A Cleveland Clinic researcher anticipates that the FDA’s definition of strength of formulation could impair acceptance of Boehringer Ingelheim’s biosimilar to Humira (adalimumab), even though the FDA has approved the biosimilar as “interchangeable” to Humira.
Boehringer Ingelheim’s Cyltezo, a biosimilar to Humira (adalimumab), is equivalent in all major respects to Humira except that the amount of active drug by volume is different, according to a recently published retrospective review of pharmacologic and clinical evidence.
Shubha Bhat, Pharm.D., M.S., a clinical pharmacist at the Cleveland Clinic, and her co-researchers, said the difference in formulation is the result of Boehringer Ingelheim changing the concentration of drug content in order to avoid infringing on patents for Humira. The change, they wrote, could “pose a barrier to the adoption and use” of the biosimilar because it is not strictly interchangeable according to the FDA’s definition of strength of formulation.
Even so, Bhat and her colleagues said results of clinical trials of Cyltezo show that it will be safe for patients to switch from Humira to the biosimilar.
Their findings were published in the Annals of Pharmacotherapy in early April.
In apetition in December 2020, Boehringer Ingelheim formally asked the FDA to change its definition of strength “to account for total drug content regardless of drug concentration” but has yet to receive an official decision.
Regardless of active drug content versus volume, Cyltezo in October 2021 became the first biosimilar approved as an interchangeable for the treatment of certain inflammatory diseases.Interchangeable biosimilars may be substituted for reference biologics (such as Humira) at the pharmacy counter without the need for physician authorization, although state-level pharmacy laws can add steps and interfere with swapping out the original biologic for the biosimilar in other ways.
Many observers of the biologics and biosimilars industry see relatively hassle-free interchangeability as being crucial to adoption of biosimilars, which are supposed to lower the cost of biologics in the same way that genetics have lowered the cost of small-molecule drugs, such as statin.
Cyltezo is scheduled to come on the market in July 2023. The biosimilar was originally approved as a treatment of rheumatoid arthritis and subsequently approved, via extrapolation based on evidence, approved as a treatment for Crohn’s disease, ulcerative colitis, ankylosing spondylitis and chronic plaque psoriasis.
The product will be available in a “painless” citrate-free formulation in 40 mg/0.8 mL and 20 mg/0.4 mL concentrations, versus the comparable-but-slightly-different 40 mg/0.8 mL and 40 mg/0.4 mL formulations for Humira. Humira is also available in a higher-concentration formulation.

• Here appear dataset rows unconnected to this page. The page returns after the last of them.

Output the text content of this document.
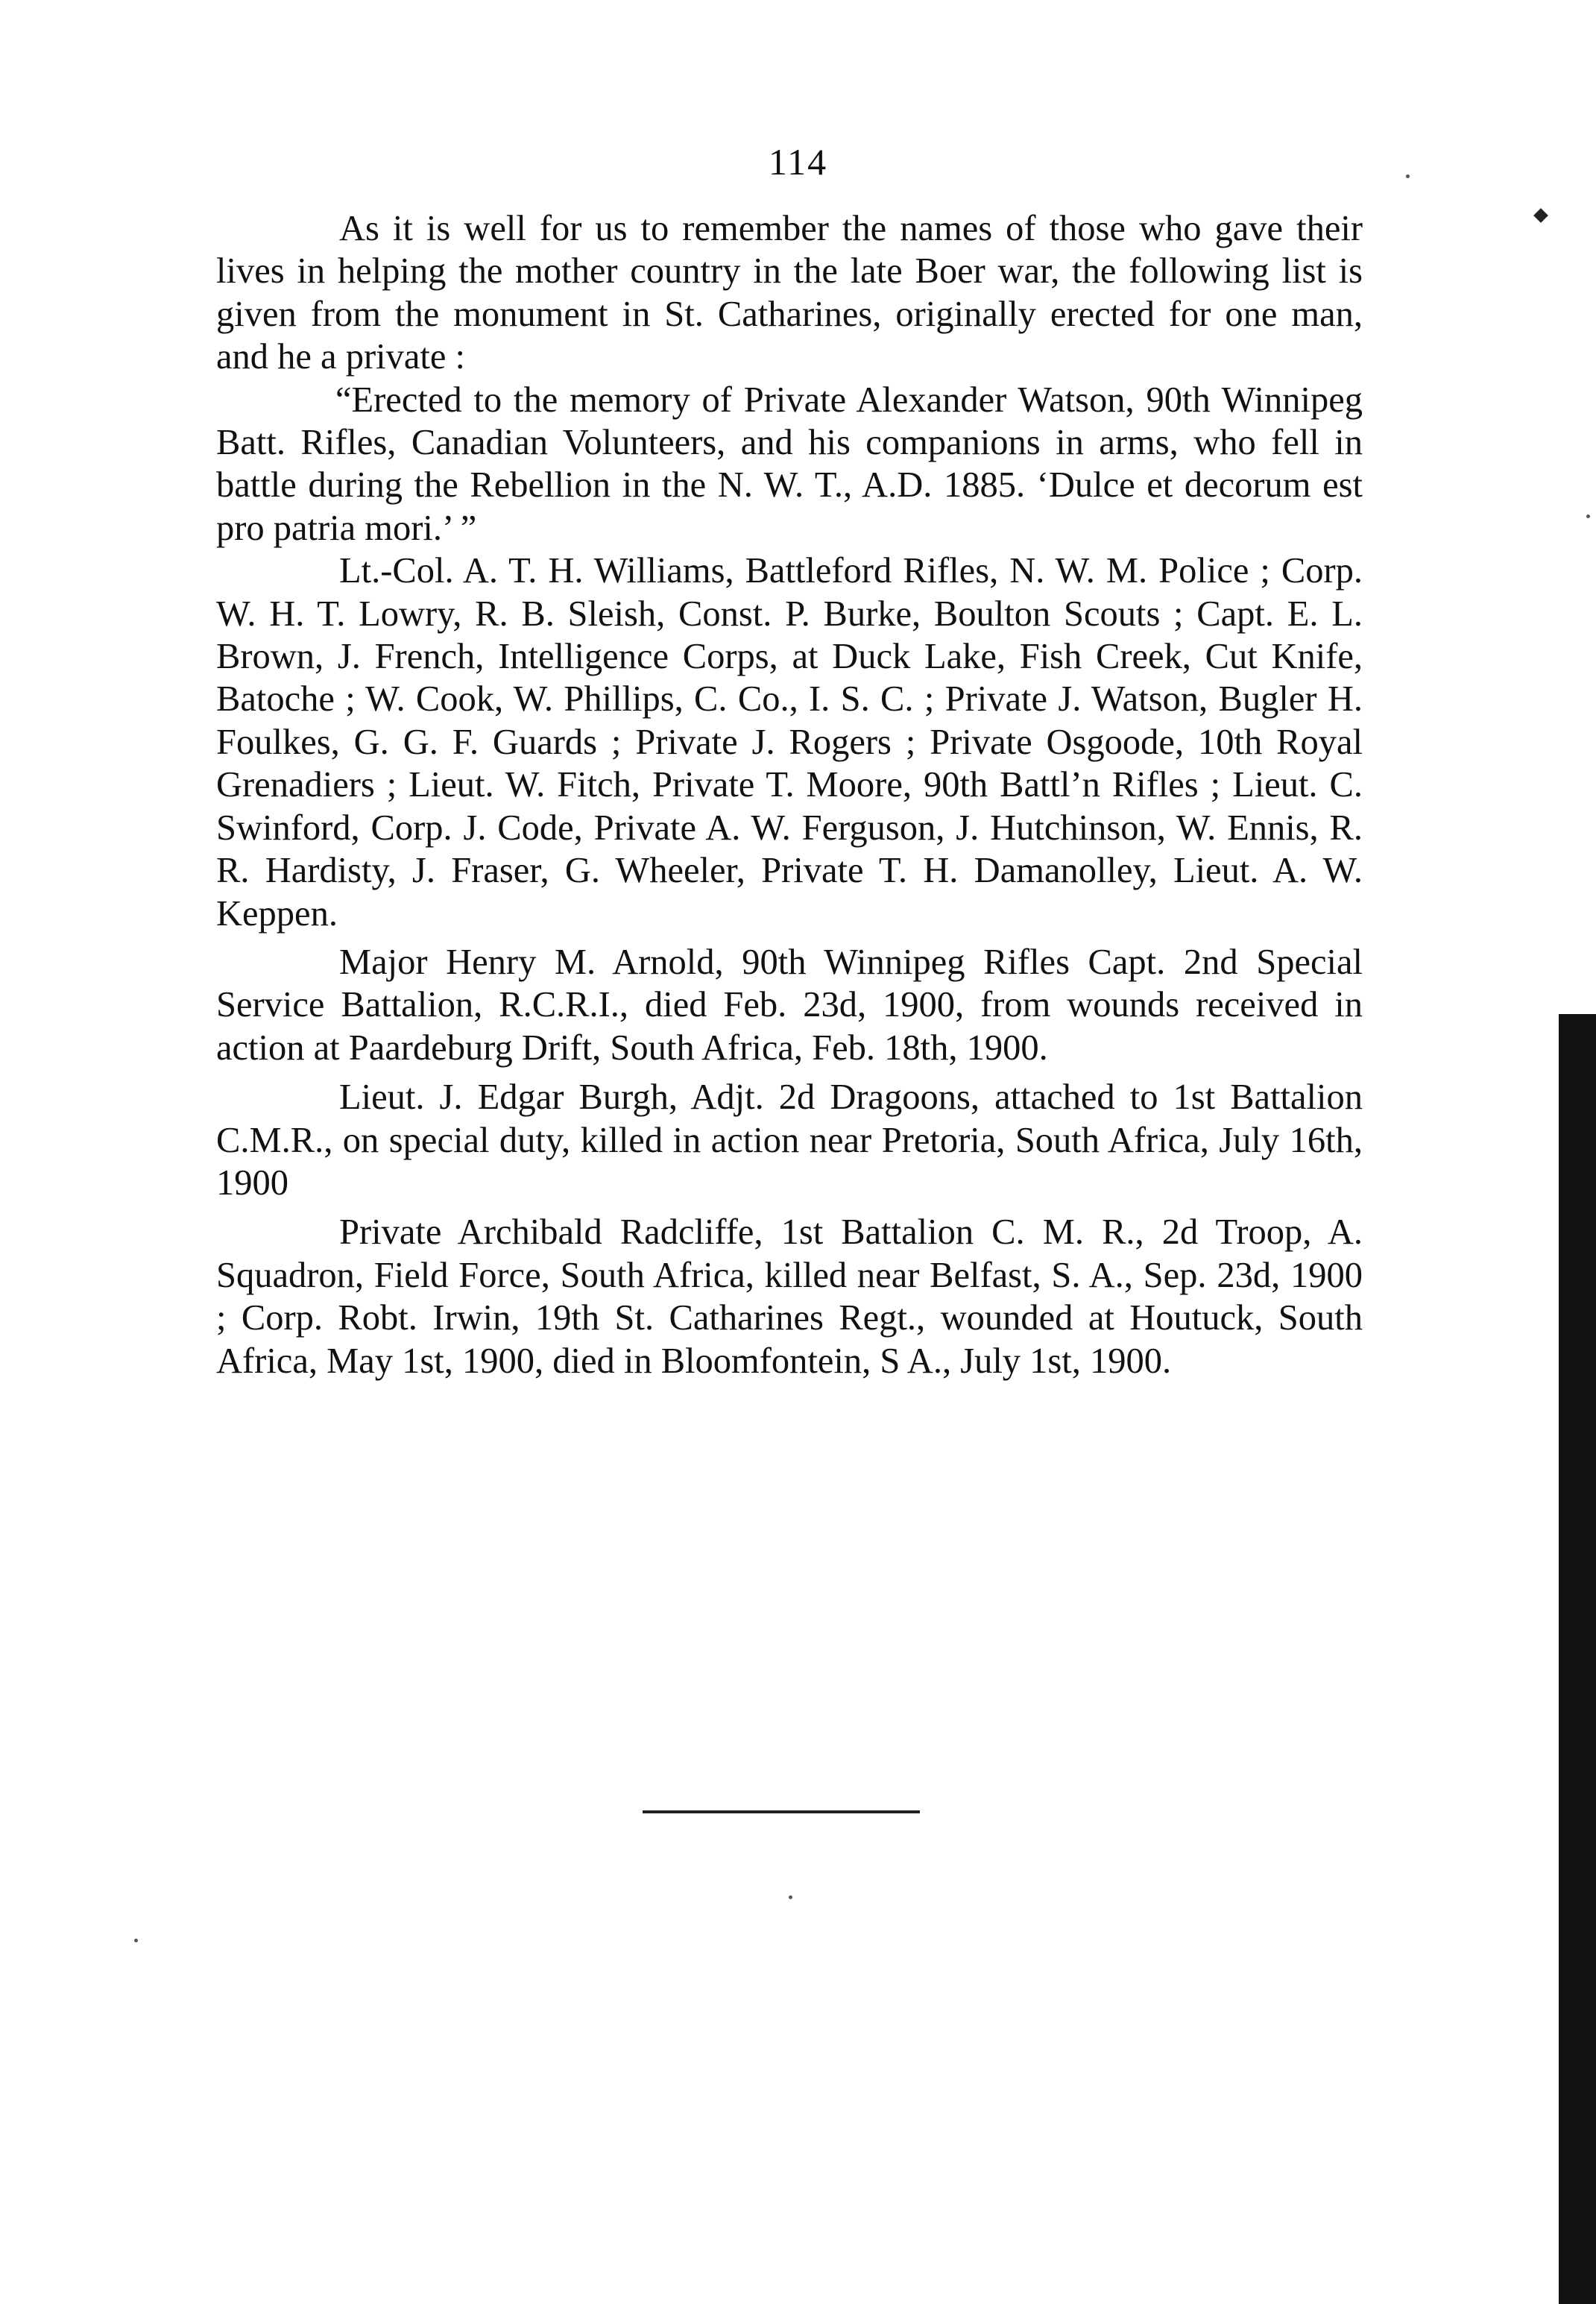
114

As it is well for us to remember the names of those who gave their lives in helping the mother country in the late Boer war, the following list is given from the monument in St. Catharines, originally erected for one man, and he a private :

“Erected to the memory of Private Alexander Watson, 90th Winnipeg Batt. Rifles, Canadian Volunteers, and his companions in arms, who fell in battle during the Rebellion in the N. W. T., A.D. 1885. ‘Dulce et decorum est pro patria mori.’ ”

Lt.-Col. A. T. H. Williams, Battleford Rifles, N. W. M. Police ; Corp. W. H. T. Lowry, R. B. Sleish, Const. P. Burke, Boulton Scouts ; Capt. E. L. Brown, J. French, Intelligence Corps, at Duck Lake, Fish Creek, Cut Knife, Batoche ; W. Cook, W. Phillips, C. Co., I. S. C. ; Private J. Watson, Bugler H. Foulkes, G. G. F. Guards ; Private J. Rogers ; Private Osgoode, 10th Royal Grenadiers ; Lieut. W. Fitch, Private T. Moore, 90th Battl’n Rifles ; Lieut. C. Swinford, Corp. J. Code, Private A. W. Ferguson, J. Hutchinson, W. Ennis, R. R. Hardisty, J. Fraser, G. Wheeler, Private T. H. Damanolley, Lieut. A. W. Keppen.

Major Henry M. Arnold, 90th Winnipeg Rifles Capt. 2nd Special Service Battalion, R.C.R.I., died Feb. 23d, 1900, from wounds received in action at Paardeburg Drift, South Africa, Feb. 18th, 1900.

Lieut. J. Edgar Burgh, Adjt. 2d Dragoons, attached to 1st Battalion C.M.R., on special duty, killed in action near Pretoria, South Africa, July 16th, 1900

Private Archibald Radcliffe, 1st Battalion C. M. R., 2d Troop, A. Squadron, Field Force, South Africa, killed near Belfast, S. A., Sep. 23d, 1900 ; Corp. Robt. Irwin, 19th St. Catharines Regt., wounded at Houtuck, South Africa, May 1st, 1900, died in Bloomfontein, S A., July 1st, 1900.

Pharmacokinetic equivalence of Cyltezo was demonstrated in VOLTAIRE-PK, a phase 1, randomized three-arm trial (N = 327). Bhat wrote that functional potency assays revealed no significant differences between lots of the biosimilar and reference product, and drug concentration and clearance patterns were equivalent.
Cyltezo was originally approved for treatment of rheumatoid arthritis and via extrapolation based on evidence, the biosimilar also was approved for Crohn’s disease, ulcerative colitis, ankylosing spondylitis, and chronic plaque psoriasis.
The phase 3 VOLTAIRE-RA and VOLTAIRE-RAext randomized trials demonstrated equivalence in patients with moderate to severe active rheumatoid arthritis who were stable on methotrexate. In VOLTAIRE-RA (N = 479), response rates at week 24 were 69% and 64.5% for Cyltezo and Humira, respectively (95% CI, -3.4 to 12.5).
VOLTAIRE-RAext (N = 430) evaluated the long-term safety, efficacy, and immunogenicity of Cyltezo. Roughly 20.2% of patients experienced a drug-related adverse event (AE), and rates were similar across trial cohorts.
Response rates throughout the extension trial were sustained during the 48-week term of additional treatment with Cyltezo. “Thus, VOLTAIRE-RAext further supports the clinical acceptability of switching participants from (Humira) to (Cyltezo),” Bhat and her colleagues wrote.
Separate randomized studies of Cyltezo versus Humira in Crohn's disease and chronic plaque psoriasis demonstrated high similarity in terms of safety, efficacy, and immunogenicity, Bhat and her co-investigators wrote.
Finally, VOLTAIRE-X was a phase 3 randomized control trial that provided key evidence on switching that supported the FDA’s determination of interchangeability. The trial enrolled patients with chronic plaque psoriasis. “Overall, the efficacy, safety, and immunogenicity findings of VOLTAIRE-X highlighted the safety of multiple switches between (Cyltezo) and (Humira),” Bhat wrote.
“(Cyltezo) represents an important advance in the continued expansion of biosimilars,” Bhat and her colleagues concluded. They wrote that although the biosimilar won’t be available for another year, pharmacists can facilitate uptake by working now to educate patients and providers “about biosimilars and the process for interchangeability status designation.”